Claro que el problema es que el programa de Contorno era mucho más sofisticado que el de Ladrilleros, constituía una forma de resistencia a las corrientes dominantes en la literatura argentina de la época, vinculaba a la literatura nacional con los proyectos estéticos que estaban siendo discutidos en el extranjero, introducía variantes (el psicoanálisis, el estructuralismo, el existencialismo), leía la literatura como el testimonio de un crimen (y siempre el crimen es de una clase sobre otra), ampliaba el horizonte de posibilidades en vez de reducirlo mediante la repetición de lo ya visto y contrastado: es decir, todo aquello que no hace este libro de Selva Almada ni su programa. La frase “Si hacía falta, lo iba a obligar a mascar conchas todo el día hasta que se le fuera el berretín de chupar pijas” (11) podría haber sido suscripta por Gusmán, es cierto; pero el narrador omnisciente (de focalización cero) de Ladrilleros hubiese sido visto por el autor de El frasquito y por sus colegas como un recurso fácil y demagógico concebido para emborronar lo que la literatura tiene para decir acerca de la historia, la política, la sociedad.
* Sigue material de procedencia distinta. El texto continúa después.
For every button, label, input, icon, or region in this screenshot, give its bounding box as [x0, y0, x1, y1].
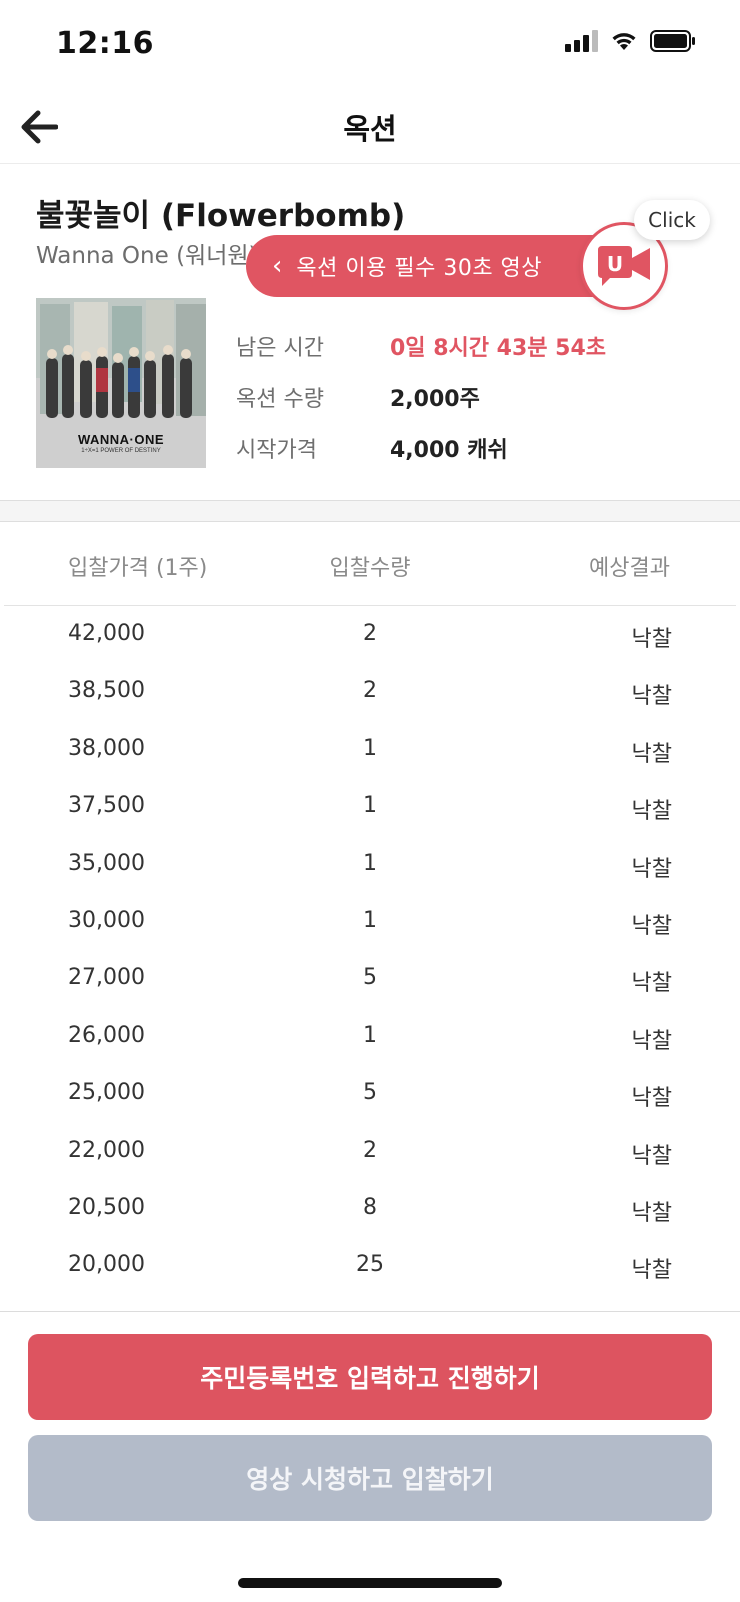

¿Significa esto que asistimos a un retroceso en la discusión sobre literatura en la Argentina? Quizás, pero ese supuesto retroceso es menos relevante que la indefinición en torno a una cuestión, si acaso, más importante: la de cómo narrar la experiencia social y en qué términos juzgar ese relato. No me parece un asunto trivial: ante la literatura formalmente conservadora (y, por lo tanto, políticamente inane) de Ladrilleros, me gustaría creer que la Argentina aún ofrece un espacio para una literatura que no se dirija al público, sino al lenguaje; una literatura que apunte “a la trama para narrar su descomposición, para poner el sentido en suspenso”, que apunte “al lenguaje para perforarlo, para buscar ese afuera –el afuera del lenguaje– que nunca llega, que siempre se posterga”, que es lo que propuso hace exactamente una década Damián Tabarovsky en Literatura de izquierda, un muy buen ensayo que pienso que todos deberíamos releer para apreciar la figura, pero sobre todo el contorno.